After conducting the business I had to conduct in which I used one of my credit cards to pay, it struck me as a bit funny that nobody even bothered to check my ID to compare it with the credit card. Who actually are they trying to convince us that they are protecting with their security measures?
As this whole incident continued to fester inside of me, I really thought this would be a perfect opportunity to put it on youtube. So I decided to take a little video with my cell phone of this whole security insanity on my way out.
Luckily for the free people of the United States, I was caught by the marshals when I filmed the charade.
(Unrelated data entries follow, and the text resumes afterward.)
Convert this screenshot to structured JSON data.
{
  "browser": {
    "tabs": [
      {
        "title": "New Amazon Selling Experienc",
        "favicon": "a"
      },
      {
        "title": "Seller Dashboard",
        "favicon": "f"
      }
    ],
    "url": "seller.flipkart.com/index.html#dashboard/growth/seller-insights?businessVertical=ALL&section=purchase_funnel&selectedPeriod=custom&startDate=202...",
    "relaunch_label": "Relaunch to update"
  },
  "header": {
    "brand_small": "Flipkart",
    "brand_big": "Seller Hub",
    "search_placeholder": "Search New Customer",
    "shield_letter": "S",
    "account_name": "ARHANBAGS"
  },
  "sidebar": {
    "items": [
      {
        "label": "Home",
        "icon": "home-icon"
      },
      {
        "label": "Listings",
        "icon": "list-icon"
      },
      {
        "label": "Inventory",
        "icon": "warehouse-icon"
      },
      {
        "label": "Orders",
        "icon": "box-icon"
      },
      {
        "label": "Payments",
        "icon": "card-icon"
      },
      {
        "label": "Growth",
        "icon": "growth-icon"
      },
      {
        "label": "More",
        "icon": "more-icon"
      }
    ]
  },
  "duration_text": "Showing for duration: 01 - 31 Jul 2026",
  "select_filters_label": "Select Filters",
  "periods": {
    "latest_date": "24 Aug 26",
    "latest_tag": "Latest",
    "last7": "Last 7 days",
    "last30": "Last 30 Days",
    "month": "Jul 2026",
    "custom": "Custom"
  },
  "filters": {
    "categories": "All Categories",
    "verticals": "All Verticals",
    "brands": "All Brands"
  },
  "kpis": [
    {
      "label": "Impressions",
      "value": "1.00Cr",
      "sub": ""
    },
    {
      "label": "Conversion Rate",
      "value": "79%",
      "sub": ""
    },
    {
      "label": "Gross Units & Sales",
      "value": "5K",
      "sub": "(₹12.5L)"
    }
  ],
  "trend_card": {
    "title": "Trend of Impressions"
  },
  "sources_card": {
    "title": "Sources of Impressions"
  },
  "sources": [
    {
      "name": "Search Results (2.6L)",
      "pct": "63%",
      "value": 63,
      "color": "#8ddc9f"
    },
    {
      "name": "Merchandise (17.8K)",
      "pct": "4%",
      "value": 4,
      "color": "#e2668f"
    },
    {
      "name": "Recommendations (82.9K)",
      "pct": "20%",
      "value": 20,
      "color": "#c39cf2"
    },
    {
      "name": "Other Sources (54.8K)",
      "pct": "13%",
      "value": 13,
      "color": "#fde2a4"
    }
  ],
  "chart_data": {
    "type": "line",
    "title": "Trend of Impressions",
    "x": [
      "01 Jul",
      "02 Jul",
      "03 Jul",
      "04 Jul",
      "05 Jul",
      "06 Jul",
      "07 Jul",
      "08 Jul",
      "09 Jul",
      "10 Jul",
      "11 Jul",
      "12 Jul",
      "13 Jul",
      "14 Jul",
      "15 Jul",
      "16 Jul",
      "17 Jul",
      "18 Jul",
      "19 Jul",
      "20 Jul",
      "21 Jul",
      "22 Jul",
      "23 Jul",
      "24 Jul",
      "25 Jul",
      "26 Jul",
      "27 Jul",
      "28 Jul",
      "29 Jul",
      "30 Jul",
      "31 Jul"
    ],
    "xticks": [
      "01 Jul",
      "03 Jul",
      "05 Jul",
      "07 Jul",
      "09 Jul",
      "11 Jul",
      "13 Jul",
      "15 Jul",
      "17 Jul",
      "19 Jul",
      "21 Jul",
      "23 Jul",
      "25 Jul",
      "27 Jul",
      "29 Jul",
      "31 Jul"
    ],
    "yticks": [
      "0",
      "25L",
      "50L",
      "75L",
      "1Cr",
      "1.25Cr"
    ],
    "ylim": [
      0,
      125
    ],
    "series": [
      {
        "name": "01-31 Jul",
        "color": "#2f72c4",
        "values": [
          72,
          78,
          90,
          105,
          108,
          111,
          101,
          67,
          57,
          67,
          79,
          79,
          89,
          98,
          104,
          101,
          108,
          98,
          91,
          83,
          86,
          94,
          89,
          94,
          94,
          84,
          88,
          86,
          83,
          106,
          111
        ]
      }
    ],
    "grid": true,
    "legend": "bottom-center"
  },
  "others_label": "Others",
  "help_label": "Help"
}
I already had planned to ask them if they knew the statistics for bombings of family and juvenile courthouses in the U.S.
Fortunately, I was able to ask that question while I was detained for "filming in a courtroom" and threatened with arrest and being put on a terrorist watch list. The marshals, however, went even further and forced me to delete the video on my phone and then grabbed the phone to make sure I had deleted everything.
Amidst all the signs of prohibited items and actions in this public building, there was no sign prohibiting filming. I was informed that filming was not allowed and that it is not a public building but a government building.
In spite of me refusing to give them my Social Security number or answering their question about me having ever been arrested in this country, the marshals said they would be nice enough not to arrest me and let me go my way, while carefully checking out the information on my Arizona driver's license.
After being detained for approximately 30 minutes, I was allowed to leave, but not without a marshal following me out to my car to write down my license plate number. At which time I had the opportunity of pointing out my "Don't Tread On Me" sticker, which probably confirmed to them me being a "domestic terrorist."
All the way I was thinking to myself that they didn't arrest me because they wanted to be nice; it was because I hadn't done a damn thing illegal, while they trampled and violated my constitutional rights.
Now I know it is getting close to the day when they come for us!